Microsoft wants you to talk to your PC and let AI control it

Blisterexe@lemmy.zip · 2 months ago

Microsoft wants you to talk to your PC and let AI control it

sugar_in_your_tea@sh.itjust.works · 2 months ago

Even if they solve the regional dialect problem, there’s still the problem of people being really imprecise with natural language.

For example, I may ask, “what is the weather like?” I could mean:

today’s weather in my current location (most likely)
if traveling, today or tomorrow’s weather in my destination
weather projection for the next week or so (local or destination)
current weather outside (i.e. heading outside)

An internet search would be “weather <location> <time>”. That’s it. Typing that takes a few seconds, whereas voice control requires processing the message (a couple seconds usually) and probably an iteration or two to get what you want. Even if you get it right the first time, it’s still as long or longer than just typing a query.

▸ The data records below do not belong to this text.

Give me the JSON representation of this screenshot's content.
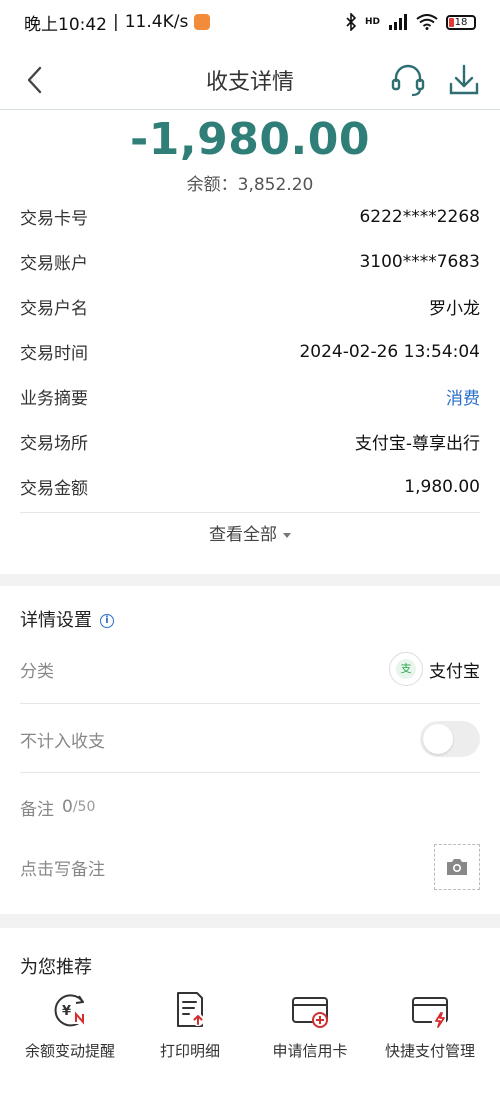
{
  "status_bar": {
    "time": "晚上10:42",
    "separator": "|",
    "speed": "11.4K/s",
    "hd_label": "HD",
    "battery": "18"
  },
  "nav": {
    "title": "收支详情",
    "back_icon": "back-chevron-icon",
    "service_icon": "headset-icon",
    "download_icon": "download-icon"
  },
  "summary": {
    "amount": "-1,980.00",
    "balance_label": "余额：",
    "balance_value": "3,852.20"
  },
  "details": [
    {
      "label": "交易卡号",
      "value": "6222****2268"
    },
    {
      "label": "交易账户",
      "value": "3100****7683"
    },
    {
      "label": "交易户名",
      "value": "罗小龙"
    },
    {
      "label": "交易时间",
      "value": "2024-02-26 13:54:04"
    },
    {
      "label": "业务摘要",
      "value": "消费"
    },
    {
      "label": "交易场所",
      "value": "支付宝-尊享出行"
    },
    {
      "label": "交易金额",
      "value": "1,980.00"
    }
  ],
  "view_all": "查看全部",
  "settings": {
    "title": "详情设置",
    "info_glyph": "i",
    "category_label": "分类",
    "category_value": "支付宝",
    "category_icon_glyph": "支",
    "exclude_label": "不计入收支",
    "exclude_on": false,
    "note_label": "备注",
    "note_count": "0",
    "note_max": "/50",
    "note_placeholder": "点击写备注"
  },
  "recommend": {
    "title": "为您推荐",
    "items": [
      {
        "label": "余额变动提醒",
        "icon": "balance-alert-icon"
      },
      {
        "label": "打印明细",
        "icon": "print-detail-icon"
      },
      {
        "label": "申请信用卡",
        "icon": "apply-card-icon"
      },
      {
        "label": "快捷支付管理",
        "icon": "quick-pay-icon"
      }
    ]
  },
  "colors": {
    "accent": "#2f7f78",
    "link": "#2a6fc7",
    "alert_red": "#d32f2f"
  }
}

Even if voice activation is perfect, I’d still prefer a text interface.

setVeryLoud(true);@lemmy.ca · 2 months ago

My autistic brain really struggles with natural language and its context-based nuances. Human language just isn’t built for precision, it’s built for conciseness and efficacy. I don’t see how a machine can do better than my brain.

sugar_in_your_tea@sh.itjust.works · 2 months ago

Agreed. A lot of communication is non-verbal. Me saying something loudly could be due to other sounds in the environment, frustration/anger, or urgency. Distinguishing between those could include facial expressions, gestures with my hands/arms, or any number of non-verbal clues. Many autistic people have difficulty picking up on those cues, and machines are at best similar to the most extreme end of autism, so they tend to make rules like “elevated volume means frustration/anger” when that could very much not be the case.

Verbal communication is designed for human interactions, whether in long-form (conversations) or short-form (issuing commands), and they rely on a lot from the human experience. Human to computer interactions should focus on those strengths, not try to imitate human interaction, because it will always fail at some point. If I get driving instructions from my phone, I want it to be terse (turn right on Hudson Boulevard), whereas if my SO is giving me directions, I’m happy with something more long-form (at that light, turn right), because my SO knows how to communicate unambiguously to me whereas my phone does not.

So yeah, I’ll probably always hate voice-activation, because it’s just not how I prefer to communicate w/ a computer.